Fandom Fanfare: Pop Culture Makeup Collections Enchant Consumers

FairytaleMakeup425

Fandom: the community or subculture that surrounds a tv show, movie or book.

For years fandoms have congregated to celebrate and discuss in local bookstores, coffee shops, Internet chat rooms, waiting in long lines at movie theaters or crowded around television screens. More recently, fandoms have successfully started making their way into a territory many never expected they would go: the beauty aisle.

Pop culture, movie, book and fairytale makeup collections have been popping up left and right over the past several years. And beauty consumers cannot get enough. 

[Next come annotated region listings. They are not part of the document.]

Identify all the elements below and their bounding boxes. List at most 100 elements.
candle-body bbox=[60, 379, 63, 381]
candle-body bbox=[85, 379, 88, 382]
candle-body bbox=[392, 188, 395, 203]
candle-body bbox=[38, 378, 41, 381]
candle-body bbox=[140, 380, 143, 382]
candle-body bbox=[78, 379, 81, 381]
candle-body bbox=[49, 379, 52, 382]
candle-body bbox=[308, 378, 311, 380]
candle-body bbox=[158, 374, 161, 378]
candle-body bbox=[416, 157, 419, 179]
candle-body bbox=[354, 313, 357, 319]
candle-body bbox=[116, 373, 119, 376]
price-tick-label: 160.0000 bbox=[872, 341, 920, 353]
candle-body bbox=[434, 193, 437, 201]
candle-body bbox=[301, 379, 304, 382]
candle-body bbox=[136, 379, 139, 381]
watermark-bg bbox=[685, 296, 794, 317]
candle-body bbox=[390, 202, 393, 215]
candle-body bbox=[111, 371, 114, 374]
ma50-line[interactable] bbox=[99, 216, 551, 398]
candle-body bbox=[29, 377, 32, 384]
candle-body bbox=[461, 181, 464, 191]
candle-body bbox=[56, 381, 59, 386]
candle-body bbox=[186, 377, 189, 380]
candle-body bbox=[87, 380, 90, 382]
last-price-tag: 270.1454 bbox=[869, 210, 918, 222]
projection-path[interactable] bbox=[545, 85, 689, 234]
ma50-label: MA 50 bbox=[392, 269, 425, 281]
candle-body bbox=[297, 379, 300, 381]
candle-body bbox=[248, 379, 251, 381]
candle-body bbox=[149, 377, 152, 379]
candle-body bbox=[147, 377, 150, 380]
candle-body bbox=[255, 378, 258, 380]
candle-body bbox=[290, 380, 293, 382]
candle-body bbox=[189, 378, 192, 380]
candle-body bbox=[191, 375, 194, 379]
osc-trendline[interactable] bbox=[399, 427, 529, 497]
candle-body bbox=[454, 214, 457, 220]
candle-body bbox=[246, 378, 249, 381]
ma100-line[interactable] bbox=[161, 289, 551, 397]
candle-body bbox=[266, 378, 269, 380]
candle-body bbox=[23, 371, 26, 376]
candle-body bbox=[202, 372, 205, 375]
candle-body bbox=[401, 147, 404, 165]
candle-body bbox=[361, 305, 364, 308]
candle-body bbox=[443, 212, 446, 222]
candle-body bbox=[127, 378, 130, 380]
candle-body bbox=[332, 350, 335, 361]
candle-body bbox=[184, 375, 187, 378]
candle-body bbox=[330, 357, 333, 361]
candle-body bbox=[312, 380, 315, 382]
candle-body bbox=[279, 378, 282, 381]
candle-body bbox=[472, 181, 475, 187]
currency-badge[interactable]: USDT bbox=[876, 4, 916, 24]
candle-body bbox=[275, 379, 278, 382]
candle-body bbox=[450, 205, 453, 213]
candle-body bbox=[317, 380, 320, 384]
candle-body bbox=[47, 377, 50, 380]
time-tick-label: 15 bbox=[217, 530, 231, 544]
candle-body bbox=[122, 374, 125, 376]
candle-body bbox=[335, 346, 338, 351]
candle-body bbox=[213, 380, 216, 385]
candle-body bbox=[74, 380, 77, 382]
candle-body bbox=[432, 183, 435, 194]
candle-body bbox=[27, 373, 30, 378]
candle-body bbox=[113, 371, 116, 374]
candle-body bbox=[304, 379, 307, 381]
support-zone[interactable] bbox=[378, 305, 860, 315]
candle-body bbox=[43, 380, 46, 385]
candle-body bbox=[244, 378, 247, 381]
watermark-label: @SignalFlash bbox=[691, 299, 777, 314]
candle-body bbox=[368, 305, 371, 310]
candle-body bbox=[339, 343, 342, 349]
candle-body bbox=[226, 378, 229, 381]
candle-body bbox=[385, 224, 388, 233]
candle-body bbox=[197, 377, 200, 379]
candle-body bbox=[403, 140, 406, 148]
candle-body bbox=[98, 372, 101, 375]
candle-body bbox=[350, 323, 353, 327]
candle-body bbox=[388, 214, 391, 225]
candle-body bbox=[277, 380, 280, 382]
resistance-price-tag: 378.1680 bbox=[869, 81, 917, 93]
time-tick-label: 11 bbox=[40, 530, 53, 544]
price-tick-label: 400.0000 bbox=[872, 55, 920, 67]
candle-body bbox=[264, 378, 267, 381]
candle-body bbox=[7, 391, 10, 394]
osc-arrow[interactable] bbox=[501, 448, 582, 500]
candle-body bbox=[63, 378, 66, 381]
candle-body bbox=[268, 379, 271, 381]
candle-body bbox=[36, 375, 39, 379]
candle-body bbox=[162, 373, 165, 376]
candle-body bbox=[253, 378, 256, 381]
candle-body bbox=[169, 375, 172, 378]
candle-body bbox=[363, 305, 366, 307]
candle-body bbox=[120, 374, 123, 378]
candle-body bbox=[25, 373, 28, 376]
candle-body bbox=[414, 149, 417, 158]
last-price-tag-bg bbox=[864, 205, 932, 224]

Storybook Cosmetics is a makeup brand focused solely on these types of makeup collections. Earlier this year, Storybook launched a Wizardry and Witchcraft eyeshadow palette that fans started pre-ordering three months in advance. The brand also launched Wizard Wands (aka makeup brushes) to accompany the palette, some of which are currently sold out on the brand’s website.

Storybook’s most recent palettes include the Mean Girls Burn Book Storybook Palette and the Charlie and the Chocolate Factory Storybook palette. According to its Instagram, upcoming projects include a Hunger Games collection, a dragon collection and a palette inspired by Vincent van Gogh’s Starry Night.

Lorac Cosmetics has also jumped on the movie-themed bandwagon with its Disney Beauty and the Beast and Disney Pirates of the Carribean collections. In 2015, Covergirl launched a Star Wars collection. All the way back in 2010, MAC debuted its Venomous Villains Collection featuring Cruella de Vil, Maleficent and The Evil Queen from Snow White.

As this trend continues to grow and the launches get buzzier, pop culture makeup collections are proving to be a fun—and lucrative—way for brands to appeal to consumers by letting their fandom flags fly.

Bésame Cosmetics, a luxury vintage makeup brand based in California, recently teamed up with Disney to commemorate the 80th anniversary of "Snow White and the Seven Dwarfs" with the Snow White 1937 Collection. Global Cosmetic Industry talked with Bésame’s founder, Gabriela Hernandez, about why pop culture themed makeup collections are so appealing to today’s beauty consumers.

For those unfamiliar with Bésame Cosmetics, can you explain what being a luxury vintage makeup brand is all about? 

Gabriela Hernandez (GH): Bésame is a company based on things that have to do with history or things that have stories. We're more storytellers than we are makeup manufacturers. We like to transport people back to a different time or to different characters and how they were interpreted during that time. 

Bésame recently launched the Snow White 1937 Collection. What was the thought process of choosing Snow White specifically? Why Disney?

GH: Disney actually came to us. They were familiar with our store in Burbank because they have studios nearby and would come in an see our products. They thought what we were doing was interesting and that we would work well when telling the character's story in a genuine way. 
 
Snow White happened to fit us really well because she was the very first princess. The movie came out in 1937 and she was created a couple of years before that. All of the colors in the movie were chosen by the women who ran the ink and paint department at the studio. They mixed the paint and made all of the colors for Snow White, including her makeup colors. The colors reflect what was fashionable during that period of time because Snow White was real, she wasn't supposed to be a cartoon, she was supposed to be a girl. In the movie, she is sporting the look of the era and epitomizes what a fashionable lady was supposed to look like. She was very fashionable for her time and those colors continued to be fashionable. That's why we decided to represent those shades. They are the original shades of the ink from the movie and come from the archives. 

In your opinion, why are pop culture/movie/book themed cosmetic collections so popular right now? Why do they appeal to beauty consumers? 

GH: I think people want to reminisce and remember things from when they were younger. It's a feel-good thing. I think millennials are looking for that because they want to feel grounded in things from the past. Everything about millennial culture is so temporary and so fleeting. They don't have a lot of historical things to go by, so anything that has to do with the past gives them a feeling of heritage and something that has a lasting quality to it.

Would you be open to the possibility of other collections similar to the Snow White 1937 Collection? Is this something Bésame fans seem to be interested in or excited about?

GH: The response to this collection has been tremendous. We have sold out of the book and other products in the collection are close to being gone as well. I didn't expect this kind of response at all when I started working on this. I'm surprised people are such hardcore fans of Snow White.   

There is more of the collection coming out in February, to commemorate the wide release of "Snow White and the Seven Dwarfs." The film will be coming back to El Capitan Theatre in Hollywood and we will have a pop-up there to showcase some new bags and palettes. 
 
The next collection we have coming out is Agent Carter, which we have been working on with Marvel. The fans of that character really get into it.